What is Minimum Government Maximum Governance?

"Minimum Government, Maximum Governance" is a governance doctrine popularised by the Narendra Modi government during and after the 2014 general election. It rests on a simple proposition: the State should reduce its intrusive, discretion-heavy presence in citizens' lives ("minimum government") while simultaneously improving the quality, speed and transparency of public services ("maximum governance"). In the language used by the Department of Administrative Reforms and Public Grievances (DARPG), it envisages government as a facilitator, not an intimidator, achieved through greater transparency, accountability and citizen participation.

Importantly, "minimum government" is not a call for a weak State or wholesale privatisation. It targets bureaucratic friction—unnecessary approvals, redundant paperwork, archaic laws and avenues for rent-seeking—rather than the State's core regulatory and welfare responsibilities.

Key Features

The idea is operationalised through several recurring instruments:

PillarIllustrative measures
Process simplificationSelf-attestation of documents replacing attestation by gazetted officers; abolition of interviews for lower-level (Group C and Group D) recruitment to curb nepotism
DeregulationRepeal of obsolete and colonial-era statutes via successive Repealing and Amending Acts
Digitisatione-Office for paperless, trackable file movement; Digital India as the enabling backbone
Grievance redressCPGRAMS (Centralised Public Grievance Redress and Monitoring System) reforms to speed up disposal

DARPG, the nodal department for administrative reform, publishes a biannual journal titled Minimum Government – Maximum Governance documenting best practices, and the theme recurs at the annual National Conference on e-Governance (the 28th edition was held in 2025).

Significance

The doctrine matters because it reframes "good governance" around outcomes and citizen experience rather than the size of the bureaucracy. By cutting discretionary touchpoints, it aims to reduce corruption opportunities, lower compliance costs (notably for ease of doing business), and shift the State towards a regulatory-enabling role. It dovetails with parallel agendas—Digital India, ease of doing business, decriminalisation of minor economic offences and trust-based regulation.

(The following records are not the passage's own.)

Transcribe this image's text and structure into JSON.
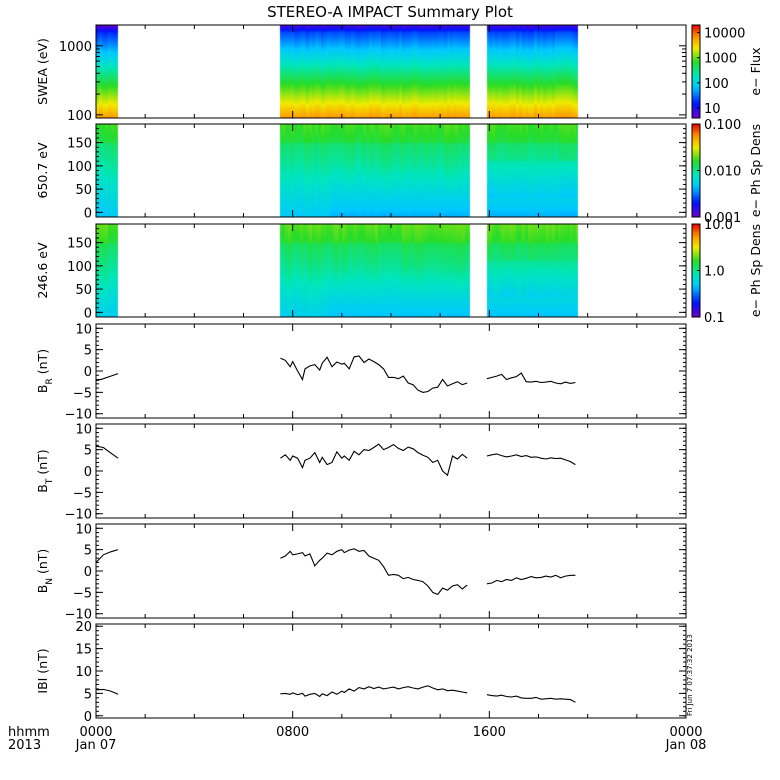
{
  "title": "STEREO-A IMPACT Summary Plot",
  "timestamp": "Fri Jun  7 07:37:32 2013",
  "x_axis": {
    "range_hours": [
      0,
      24
    ],
    "ticks": [
      {
        "hour": 0,
        "time": "0000",
        "date": "Jan 07"
      },
      {
        "hour": 8,
        "time": "0800",
        "date": ""
      },
      {
        "hour": 16,
        "time": "1600",
        "date": ""
      },
      {
        "hour": 24,
        "time": "0000",
        "date": "Jan 08"
      }
    ],
    "corner_label_top": "hhmm",
    "corner_label_bottom": "2013"
  },
  "panels": [
    {
      "id": "swea",
      "ylabel": "SWEA (eV)",
      "type": "spectrogram",
      "scale": "log",
      "ylim": [
        90,
        2000
      ],
      "ticks": [
        {
          "v": 100,
          "label": "100"
        },
        {
          "v": 1000,
          "label": "1000"
        }
      ],
      "colorbar": {
        "label": "e− Flux",
        "scale": "log",
        "range": [
          4,
          20000
        ],
        "ticks": [
          {
            "v": 10,
            "label": "10"
          },
          {
            "v": 100,
            "label": "100"
          },
          {
            "v": 1000,
            "label": "1000"
          },
          {
            "v": 10000,
            "label": "10000"
          }
        ]
      }
    },
    {
      "id": "pad650",
      "ylabel": "650.7  eV",
      "type": "pad",
      "scale": "linear",
      "ylim": [
        -10,
        190
      ],
      "ticks": [
        {
          "v": 0,
          "label": "0"
        },
        {
          "v": 50,
          "label": "50"
        },
        {
          "v": 100,
          "label": "100"
        },
        {
          "v": 150,
          "label": "150"
        }
      ],
      "colorbar": {
        "label": "e− Ph Sp Dens",
        "scale": "log",
        "range": [
          0.001,
          0.1
        ],
        "ticks": [
          {
            "v": 0.001,
            "label": "0.001"
          },
          {
            "v": 0.01,
            "label": "0.010"
          },
          {
            "v": 0.1,
            "label": "0.100"
          }
        ]
      }
    },
    {
      "id": "pad246",
      "ylabel": "246.6  eV",
      "type": "pad",
      "scale": "linear",
      "ylim": [
        -10,
        190
      ],
      "ticks": [
        {
          "v": 0,
          "label": "0"
        },
        {
          "v": 50,
          "label": "50"
        },
        {
          "v": 100,
          "label": "100"
        },
        {
          "v": 150,
          "label": "150"
        }
      ],
      "colorbar": {
        "label": "e− Ph Sp Dens",
        "scale": "log",
        "range": [
          0.1,
          10
        ],
        "ticks": [
          {
            "v": 0.1,
            "label": "0.1"
          },
          {
            "v": 1,
            "label": "1.0"
          },
          {
            "v": 10,
            "label": "10.0"
          }
        ]
      }
    },
    {
      "id": "br",
      "ylabel": "B",
      "ylabel_sub": "R",
      "ylabel_suffix": " (nT)",
      "type": "line",
      "scale": "linear",
      "ylim": [
        -11,
        11
      ],
      "ticks": [
        {
          "v": -10,
          "label": "−10"
        },
        {
          "v": -5,
          "label": "−5"
        },
        {
          "v": 0,
          "label": "0"
        },
        {
          "v": 5,
          "label": "5"
        },
        {
          "v": 10,
          "label": "10"
        }
      ]
    },
    {
      "id": "bt",
      "ylabel": "B",
      "ylabel_sub": "T",
      "ylabel_suffix": " (nT)",
      "type": "line",
      "scale": "linear",
      "ylim": [
        -11,
        11
      ],
      "ticks": [
        {
          "v": -10,
          "label": "−10"
        },
        {
          "v": -5,
          "label": "−5"
        },
        {
          "v": 0,
          "label": "0"
        },
        {
          "v": 5,
          "label": "5"
        },
        {
          "v": 10,
          "label": "10"
        }
      ]
    },
    {
      "id": "bn",
      "ylabel": "B",
      "ylabel_sub": "N",
      "ylabel_suffix": " (nT)",
      "type": "line",
      "scale": "linear",
      "ylim": [
        -11,
        11
      ],
      "ticks": [
        {
          "v": -10,
          "label": "−10"
        },
        {
          "v": -5,
          "label": "−5"
        },
        {
          "v": 0,
          "label": "0"
        },
        {
          "v": 5,
          "label": "5"
        },
        {
          "v": 10,
          "label": "10"
        }
      ]
    },
    {
      "id": "bmag",
      "ylabel": "IBI (nT)",
      "type": "line",
      "scale": "linear",
      "ylim": [
        -0.5,
        20.5
      ],
      "ticks": [
        {
          "v": 0,
          "label": "0"
        },
        {
          "v": 5,
          "label": "5"
        },
        {
          "v": 10,
          "label": "10"
        },
        {
          "v": 15,
          "label": "15"
        },
        {
          "v": 20,
          "label": "20"
        }
      ]
    }
  ],
  "chart_data": {
    "type": "line",
    "title": "STEREO-A IMPACT Summary Plot",
    "xlabel": "",
    "x_units": "hours since 0000 Jan 07 2013",
    "xlim": [
      0,
      24
    ],
    "spectrogram_coverage_hours": [
      [
        0.0,
        0.9
      ],
      [
        7.5,
        15.2
      ],
      [
        15.9,
        19.6
      ]
    ],
    "magnetic_field_series": [
      {
        "name": "BR (nT)",
        "segments": [
          {
            "x": [
              0.0,
              0.3,
              0.6,
              0.9
            ],
            "y": [
              -2.3,
              -1.8,
              -1.2,
              -0.6
            ]
          },
          {
            "x": [
              7.5,
              7.7,
              7.9,
              8.0,
              8.2,
              8.4,
              8.5,
              8.7,
              8.9,
              9.1,
              9.2,
              9.4,
              9.6,
              9.8,
              10.0,
              10.1,
              10.3,
              10.5,
              10.7,
              10.9,
              11.1,
              11.3,
              11.5,
              11.7,
              11.9,
              12.1,
              12.3,
              12.5,
              12.7,
              12.9,
              13.1,
              13.3,
              13.5,
              13.7,
              13.9,
              14.1,
              14.3,
              14.5,
              14.7,
              14.9,
              15.1
            ],
            "y": [
              3.0,
              2.5,
              1.0,
              2.2,
              0.0,
              -2.0,
              0.5,
              1.2,
              1.5,
              0.2,
              1.8,
              3.2,
              1.0,
              2.1,
              1.6,
              1.8,
              0.5,
              3.3,
              3.5,
              2.0,
              2.8,
              2.2,
              1.5,
              0.5,
              -1.5,
              -1.5,
              -1.8,
              -1.2,
              -2.8,
              -3.2,
              -4.5,
              -5.0,
              -4.8,
              -4.0,
              -3.8,
              -2.0,
              -3.5,
              -3.0,
              -2.5,
              -3.2,
              -2.8
            ]
          },
          {
            "x": [
              15.9,
              16.1,
              16.3,
              16.5,
              16.7,
              16.9,
              17.1,
              17.3,
              17.5,
              17.7,
              17.9,
              18.1,
              18.3,
              18.5,
              18.7,
              18.9,
              19.1,
              19.3,
              19.5
            ],
            "y": [
              -1.8,
              -1.5,
              -1.2,
              -0.8,
              -2.0,
              -1.6,
              -1.3,
              -0.5,
              -2.5,
              -2.6,
              -2.4,
              -2.7,
              -2.6,
              -2.4,
              -2.8,
              -3.0,
              -2.6,
              -2.9,
              -2.7
            ]
          }
        ]
      },
      {
        "name": "BT (nT)",
        "segments": [
          {
            "x": [
              0.0,
              0.3,
              0.6,
              0.9
            ],
            "y": [
              5.8,
              5.5,
              4.2,
              3.0
            ]
          },
          {
            "x": [
              7.5,
              7.7,
              7.9,
              8.0,
              8.2,
              8.4,
              8.5,
              8.7,
              8.9,
              9.1,
              9.2,
              9.4,
              9.6,
              9.8,
              10.0,
              10.1,
              10.3,
              10.5,
              10.7,
              10.9,
              11.1,
              11.3,
              11.5,
              11.7,
              11.9,
              12.1,
              12.3,
              12.5,
              12.7,
              12.9,
              13.1,
              13.3,
              13.5,
              13.7,
              13.9,
              14.1,
              14.3,
              14.5,
              14.7,
              14.9,
              15.1
            ],
            "y": [
              3.0,
              3.8,
              2.5,
              3.5,
              3.0,
              0.8,
              2.5,
              3.0,
              4.3,
              2.0,
              3.2,
              1.5,
              2.0,
              4.5,
              3.0,
              3.5,
              2.5,
              4.6,
              3.8,
              5.0,
              4.8,
              5.5,
              6.3,
              5.0,
              5.5,
              6.2,
              5.3,
              4.8,
              5.6,
              5.2,
              4.3,
              3.7,
              3.2,
              2.0,
              2.5,
              0.0,
              -1.0,
              3.5,
              2.8,
              3.9,
              3.0
            ]
          },
          {
            "x": [
              15.9,
              16.1,
              16.3,
              16.5,
              16.7,
              16.9,
              17.1,
              17.3,
              17.5,
              17.7,
              17.9,
              18.1,
              18.3,
              18.5,
              18.7,
              18.9,
              19.1,
              19.3,
              19.5
            ],
            "y": [
              3.5,
              3.8,
              4.0,
              3.6,
              3.3,
              3.5,
              3.8,
              3.4,
              3.6,
              3.2,
              3.3,
              3.0,
              2.8,
              3.1,
              2.9,
              3.0,
              2.6,
              2.2,
              1.5
            ]
          }
        ]
      },
      {
        "name": "BN (nT)",
        "segments": [
          {
            "x": [
              0.0,
              0.3,
              0.6,
              0.9
            ],
            "y": [
              2.0,
              3.8,
              4.5,
              5.0
            ]
          },
          {
            "x": [
              7.5,
              7.7,
              7.9,
              8.0,
              8.2,
              8.4,
              8.5,
              8.7,
              8.9,
              9.1,
              9.2,
              9.4,
              9.6,
              9.8,
              10.0,
              10.1,
              10.3,
              10.5,
              10.7,
              10.9,
              11.1,
              11.3,
              11.5,
              11.7,
              11.9,
              12.1,
              12.3,
              12.5,
              12.7,
              12.9,
              13.1,
              13.3,
              13.5,
              13.7,
              13.9,
              14.1,
              14.3,
              14.5,
              14.7,
              14.9,
              15.1
            ],
            "y": [
              3.0,
              3.5,
              4.6,
              3.8,
              4.0,
              4.3,
              3.5,
              4.0,
              1.2,
              2.5,
              3.0,
              4.2,
              3.8,
              4.6,
              5.0,
              4.3,
              4.9,
              5.2,
              4.6,
              4.8,
              3.5,
              3.0,
              2.5,
              1.0,
              -1.0,
              -0.8,
              -1.0,
              -1.8,
              -1.5,
              -2.0,
              -2.2,
              -2.5,
              -3.5,
              -5.0,
              -5.5,
              -4.0,
              -4.5,
              -3.5,
              -3.2,
              -4.2,
              -3.3
            ]
          },
          {
            "x": [
              15.9,
              16.1,
              16.3,
              16.5,
              16.7,
              16.9,
              17.1,
              17.3,
              17.5,
              17.7,
              17.9,
              18.1,
              18.3,
              18.5,
              18.7,
              18.9,
              19.1,
              19.3,
              19.5
            ],
            "y": [
              -3.0,
              -2.8,
              -2.2,
              -2.5,
              -2.0,
              -2.2,
              -1.6,
              -2.0,
              -1.7,
              -1.3,
              -1.6,
              -1.5,
              -1.2,
              -1.4,
              -1.0,
              -1.6,
              -1.2,
              -1.0,
              -1.0
            ]
          }
        ]
      },
      {
        "name": "|B| (nT)",
        "segments": [
          {
            "x": [
              0.0,
              0.3,
              0.6,
              0.9
            ],
            "y": [
              5.8,
              5.9,
              5.5,
              4.8
            ]
          },
          {
            "x": [
              7.5,
              7.7,
              7.9,
              8.0,
              8.2,
              8.4,
              8.5,
              8.7,
              8.9,
              9.1,
              9.2,
              9.4,
              9.6,
              9.8,
              10.0,
              10.1,
              10.3,
              10.5,
              10.7,
              10.9,
              11.1,
              11.3,
              11.5,
              11.7,
              11.9,
              12.1,
              12.3,
              12.5,
              12.7,
              12.9,
              13.1,
              13.3,
              13.5,
              13.7,
              13.9,
              14.1,
              14.3,
              14.5,
              14.7,
              14.9,
              15.1
            ],
            "y": [
              4.9,
              5.0,
              4.8,
              5.1,
              4.7,
              5.0,
              4.4,
              4.8,
              5.0,
              4.3,
              4.9,
              4.5,
              5.3,
              4.8,
              5.5,
              5.2,
              6.0,
              5.5,
              6.3,
              6.0,
              6.5,
              6.1,
              6.4,
              6.0,
              6.2,
              6.4,
              6.0,
              6.3,
              6.5,
              6.2,
              6.0,
              6.4,
              6.7,
              6.2,
              5.8,
              6.0,
              5.6,
              5.7,
              5.5,
              5.3,
              5.1
            ]
          },
          {
            "x": [
              15.9,
              16.1,
              16.3,
              16.5,
              16.7,
              16.9,
              17.1,
              17.3,
              17.5,
              17.7,
              17.9,
              18.1,
              18.3,
              18.5,
              18.7,
              18.9,
              19.1,
              19.3,
              19.5
            ],
            "y": [
              4.7,
              4.5,
              4.4,
              4.6,
              4.3,
              4.2,
              4.4,
              4.0,
              3.9,
              3.9,
              4.1,
              3.7,
              3.8,
              3.9,
              3.7,
              3.8,
              3.7,
              3.6,
              3.0
            ]
          }
        ]
      }
    ]
  }
}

The government has claimed that well over a thousand archaic laws have been repealed or amended since 2014 as part of this push; the precise running total varies across official statements, so it is best cited as a general trend rather than a fixed figure.

UPSC Angle

For Mains GS2, the phrase is most useful as an analytical frame. A strong answer pairs the promise (leaner, faster, less corrupt administration) with the critique: that "minimum government" must not translate into a retreat from regulation, environmental safeguards or welfare delivery, and that genuine "maximum governance" depends on capacity, data protection and institutional accountability—not slogans alone. This is a foundational concept that underpins broader questions on e-governance, transparency and citizen-centric service delivery.

UPSC relevance: Foundation governance concept—no verified direct PYQ on the exact phrase; underpins recurring GS2 themes on e-governance, transparency, accountability and administrative reform.